Da finde ich, dass wir alle miteinander – mit Ausnahme von ganz rechts –wirklich jetzt ein erhebliches Stück weiter sind. Dieser Antrag bringt uns jedoch keinen Millimeter weiter. In der Enquetekommission werden wir gemeinsam, glaube ich, konstruktiv etwas erarbeiten. Ich vermute, dass Sie auch da nicht wirklich konstruktiv mitarbeiten werden. Sie versuchen bloß, Ängste zu schüren vor der Verteuerung von Fleisch.
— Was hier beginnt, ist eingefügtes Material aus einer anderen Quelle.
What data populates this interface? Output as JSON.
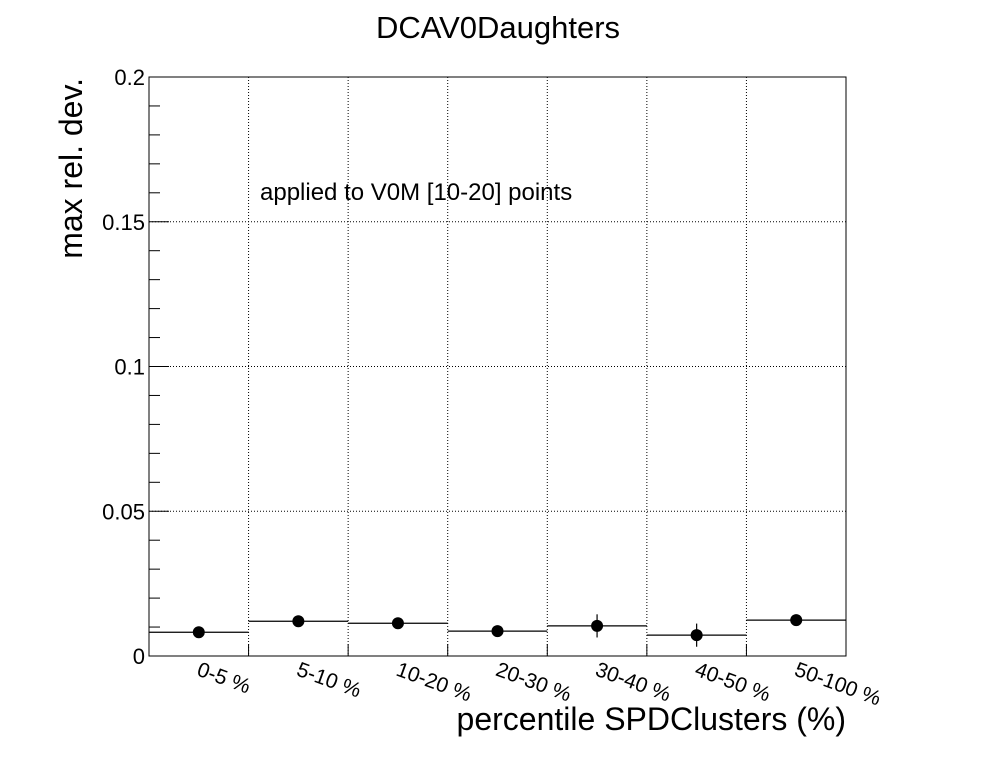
{
  "chart_data": {
    "type": "scatter",
    "title": "DCAV0Daughters",
    "xlabel": "percentile SPDClusters (%)",
    "ylabel": "max rel. dev.",
    "annotation": "applied to V0M [10-20] points",
    "categories": [
      "0-5 %",
      "5-10 %",
      "10-20 %",
      "20-30 %",
      "30-40 %",
      "40-50 %",
      "50-100 %"
    ],
    "series": [
      {
        "values": [
          0.0082,
          0.012,
          0.0113,
          0.0086,
          0.0104,
          0.0072,
          0.0124
        ],
        "errors": [
          0.001,
          0.0012,
          0.0012,
          0.001,
          0.004,
          0.004,
          0.001
        ],
        "bin_lines": [
          0.0082,
          0.012,
          0.0113,
          0.0086,
          0.0104,
          0.0072,
          0.0124
        ]
      }
    ],
    "ylim": [
      0,
      0.2
    ],
    "yticks": [
      {
        "value": 0,
        "label": "0"
      },
      {
        "value": 0.05,
        "label": "0.05"
      },
      {
        "value": 0.1,
        "label": "0.1"
      },
      {
        "value": 0.15,
        "label": "0.15"
      },
      {
        "value": 0.2,
        "label": "0.2"
      }
    ],
    "grid": true,
    "colors": {
      "marker": "#000000",
      "grid": "#000000",
      "background": "#ffffff"
    }
  }
}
Sie versuchen, Ängste bei Bäuerinnen und Bauern zu schüren.
Das ist eine Art von Politik, wie wir sie als Grüne ablehnen. Wir werden diesen Prozess weiter konstruktiv begleiten und hoffentlich dann gemeinsam mit allen anderen zu einem positiven Ende führen.
2040 werde ich 74 Jahre alt sein. Ich hoffe, dass ich das noch erlebe, wenn wir dann die Endausbaustufe haben und dann tatsächlich – das ist ja auch ein Ziel – gute Haltungsbedingungen für Tiere haben und eine Befriedung haben in dieser Gesellschaft, dass nämlich alle sagen: Jawohl, diese Tierhaltung, so wie sie jetzt ist, tragen wir als Gesellschaft mit. Das ist ein guter Konsens gewesen, den wir da ab dem Jahr 2020 beschritten haben. Von daher: Lassen Sie uns auf den Weg machen. Dann, glaube ich, wird es auch gut.
Ihren Antrag braucht es dazu nicht. – Vielen Dank.